Que dirait-on si un autre homme que François Fillon se comportait comme cela ? Tout le monde lui jetterait l’opprobre.
Quand François Fillon est sorti de son silence, il restait dans le déni par rapport à toutes ces questions-là. C’est un grand orgueilleux. Il est encore blessé qu’on ne l’ait pas laissé aller au bout de sa campagne présidentielle.
Dans mon livre François Fillon, l’homme qui ne voulait pas être président, j’explique qu’il s’est très mal défendu parce qu’il n’est pas un guerrier. À partir du moment où les épreuves sont arrivées et qu’il a fallu combattre, il n’y avait plus personne. Vous remarquerez que, sur les réseaux sociaux, ce sont les derniers militants fillonistes qui réagissent. Officiellement, il n’y a aucun filloniste historique qui prend la défense de François Fillon.
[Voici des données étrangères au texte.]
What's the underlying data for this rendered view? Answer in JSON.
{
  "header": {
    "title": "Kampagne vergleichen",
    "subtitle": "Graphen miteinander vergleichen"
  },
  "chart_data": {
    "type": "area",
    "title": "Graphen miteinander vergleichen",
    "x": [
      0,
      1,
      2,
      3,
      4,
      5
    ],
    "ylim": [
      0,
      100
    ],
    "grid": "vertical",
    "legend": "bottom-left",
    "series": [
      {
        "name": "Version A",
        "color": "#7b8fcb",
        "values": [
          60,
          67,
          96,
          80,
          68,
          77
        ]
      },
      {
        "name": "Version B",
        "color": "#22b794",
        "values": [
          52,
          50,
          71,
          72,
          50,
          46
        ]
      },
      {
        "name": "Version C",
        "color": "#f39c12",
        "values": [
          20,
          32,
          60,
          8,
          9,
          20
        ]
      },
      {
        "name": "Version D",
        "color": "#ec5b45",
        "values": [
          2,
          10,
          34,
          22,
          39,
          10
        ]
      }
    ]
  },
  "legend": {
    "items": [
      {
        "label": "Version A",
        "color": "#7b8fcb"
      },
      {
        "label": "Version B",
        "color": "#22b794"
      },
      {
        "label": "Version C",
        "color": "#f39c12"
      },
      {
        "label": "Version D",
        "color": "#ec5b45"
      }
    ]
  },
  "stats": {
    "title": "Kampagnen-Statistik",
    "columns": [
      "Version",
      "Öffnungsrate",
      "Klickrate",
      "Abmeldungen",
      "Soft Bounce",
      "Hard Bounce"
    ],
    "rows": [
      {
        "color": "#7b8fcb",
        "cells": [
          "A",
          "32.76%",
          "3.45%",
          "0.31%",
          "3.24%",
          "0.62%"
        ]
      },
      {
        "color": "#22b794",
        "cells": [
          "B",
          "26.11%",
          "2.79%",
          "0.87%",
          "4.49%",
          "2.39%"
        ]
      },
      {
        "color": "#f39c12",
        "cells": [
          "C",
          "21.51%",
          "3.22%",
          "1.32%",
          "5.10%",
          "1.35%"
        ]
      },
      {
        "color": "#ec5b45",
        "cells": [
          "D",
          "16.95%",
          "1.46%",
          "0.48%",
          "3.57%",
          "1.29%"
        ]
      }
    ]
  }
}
Est-ce la guerre entre « les juges et les politiques » ?
Je ne pense pas que cette guerre soit propre au macronisme. Souvenez-vous, Nicolas Sarkozy avait eu le malheur de traiter les magistrats et de dire qu’ils étaient tous alignés comme des petits pois. Cela ne leur avait d’ailleurs pas plu du tout. Ils ont pris un certain plaisir à s’occuper tout particulièrement de Nicolas Sarkozy. Rappelons qu’à chaque fois, il bénéficiait de non-lieu dans toutes les affaires auxquelles ont l’avait mêlé. Cette guerre ne date pas d’aujourd’hui.
En travaillant sur mon livre et sur François Fillon, j’ai compris que les magistrats revendiquent une indépendance de la Justice qui fait qu’ils n’hésitent plus à s’immiscer dans une campagne présidentielle comme celle de François Fillon pour dire « nous sommes les patrons, si ce gars-là n’est pas net, c’est à nous de le faire savoir ».
Je pense que la Justice se met toujours du côté du pouvoir, surtout quand il est exercé depuis l’Élysée. On laisse toujours tranquille un François Bayrou ou un Richard Ferrand.
Ces choses-là se sont faites au moment de l’affaire du sang contaminé. Dans cette affaire, il n’y avait pas eu de fortes condamnations. À part Edmond Hervé, tout le monde avait bénéficié d’un non-lieu, y compris Laurent Fabius.
Je ne pense pas que la Justice soit en guerre contre le pouvoir. En revanche, je pense que la Justice est toujours aux ordres du pouvoir, tout en revendiquant de plus en plus une indépendance. Les Français n’ont plus confiance. Voilà tout ce qu’on a récolté.